Hey Mambo!

Mon voisin est Italo-Américain. Comme une grande partie des habitants du New Jersey. Et moi qui aime tant l’Italie je n’arrive pas à me faire à ce qu’on a fait du Bel paese dans la Merica. En particulier au New Jersey. Car comme ça arrive souvent avec les gens qui quittent leur pays pour aller survivre ou mieux vivre dans un autre, ces « Italiens » – souvent ici depuis plusieurs générations déjà – s’accrochent furieusement à une identité qui est un patchwork de stéréotypes au point que c’en est drôle. On se croirait en permanence dans un film sur la mafia. Comme dans une boule de verre que l’on retourne pour la remplir de flocons de neige qui se déposeront ensuite sur une image méconnaissable. Le temps s’est arrêté aux années ’50 – ’60, quand l’Italie de l’après-guerre est devenue à la mode grâce à Dean Martin, Tony Bennet, Frank Sinatra etc….

Les restaurants italiens – encore et toujours : du New Jersey, car à New York par exemple la canzone est toute autre – regorgent de voilages compliqués à volants et ruchés, et de murs recouverts de rose et or décorés de tableaux représentant la baie de Naples ou des paysannes aux seins durs et lèvres écarlates. Des statues aux proportions ratées hantent les lieux qu’elles parcourent d’un regard vide. On y mange des plats italiens revus par l’abbundanza à gogo trouvée sur cette terre de promesses. Trop de tout : fromage, pâtes, coquillages, viandes, tout abonde et fait peur à un appétit normal. Et insulte les Italiens venus d’Italie. J’ai entendu des beurks épouvantés devant des publicités de pizza, des Ma Lei è matto ? indignés au serveur qui demandait, comme c’est la coutume ici, si monsieur veut du fromage sur son poisson.

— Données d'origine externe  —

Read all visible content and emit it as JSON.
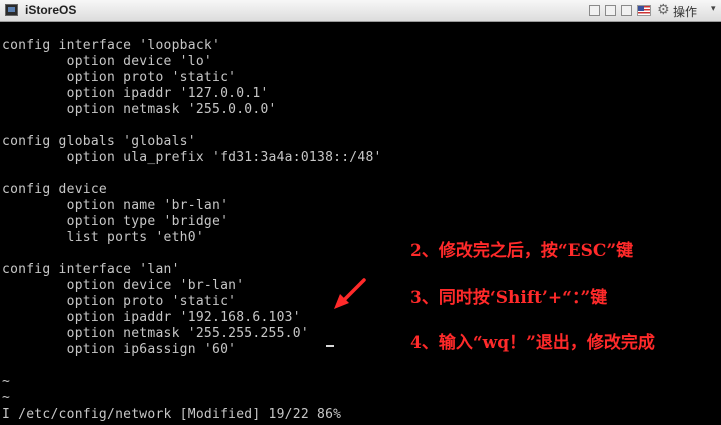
{
  "window": {
    "title": "iStoreOS",
    "op_label": "操作"
  },
  "colors": {
    "annotation": "#ff2a2a",
    "terminal_text": "#c7c7c7",
    "terminal_bg": "#000000"
  },
  "terminal": {
    "lines": [
      "config interface 'loopback'",
      "        option device 'lo'",
      "        option proto 'static'",
      "        option ipaddr '127.0.0.1'",
      "        option netmask '255.0.0.0'",
      "",
      "config globals 'globals'",
      "        option ula_prefix 'fd31:3a4a:0138::/48'",
      "",
      "config device",
      "        option name 'br-lan'",
      "        option type 'bridge'",
      "        list ports 'eth0'",
      "",
      "config interface 'lan'",
      "        option device 'br-lan'",
      "        option proto 'static'",
      "        option ipaddr '192.168.6.103'",
      "        option netmask '255.255.255.0'",
      "        option ip6assign '60'",
      "",
      "~",
      "~",
      "I /etc/config/network [Modified] 19/22 86%"
    ]
  },
  "annotations": {
    "step2": "2、修改完之后，按“ESC”键",
    "step3": "3、同时按‘Shift’+“：”键",
    "step4": "4、输入“wq！”退出，修改完成"
  },
  "icons": {
    "app": "terminal-icon",
    "gear": "gear-icon",
    "flag": "us-flag-icon"
  }
}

Quant à la musique d’ambiance, c’est Dean Martin et des tarentelles à gogo, Hearts will play tippy-tay, tippy-tay, that’s amooooore, Naaaaboli bella, Hey Mambo, mambo italiano go-go-go …

Les femmes d’origine italienne ont rendu le New Jersey honteusement célèbre grâce à leur goût pour les cheveux crêpés, savamment échevelés à la sauvageonne-à-dompter-par-des-caresses, et surtout à la quantité nécessaire de laque pour assurer la durabilité de ce meurtre de la chevelure. En août 1996 un magazine titrait « Pour vous protéger des dommages dans l’ozone, soit portez nos lunettes de soleil, ou demandez à ces dames du New Jersey de cesser d’employer autant de laque ». Ça a fait un tollé. Mais les Italo-Américaines sont restés fidèles à cette hutte broussailleuse dont quelques mèches ont le droit de folâtrer sous leur gaine de colle invisible. Les grands anneaux d’or et les décolletés garages à zeppelin sont aussi de mise, tout comme les mini-jupes, quel que soit le rebondi des cuisses ou mollets.

Les  hommes pensent que le singlet sur lequel danse une chaîne en or de la taille d’un boa constrictor est un atout absolument irrésistible. Mon voisin en tout cas en semble persuadé et après tout, je dois dire que sa femme a l’air du même avis.

Attachés à leurs racines mais incapables de se trouver à l’aise dans l’Italie d’aujourd’hui, ils s’ancrent à la version d’une Italie pauvre mais sensuelle qui fit rêver l’Amérique quand Sofia Loren, Gina Lollobrigida et Rosanno Brazzi furent importés à Hollywood comme ambassadeurs de l’amour et du charme.

Mais où donc est passée l’Italie que je connais, celle de l’élégance, de la cuisine qui est un hymne à la vie et ses grâces ? Celle où les hommes ont cette voix un peu feutrée et des sourires qui mettent à genoux ? (J’ai un petit faible, je l’avoue …).

Je sais … elle est restée au bel paese.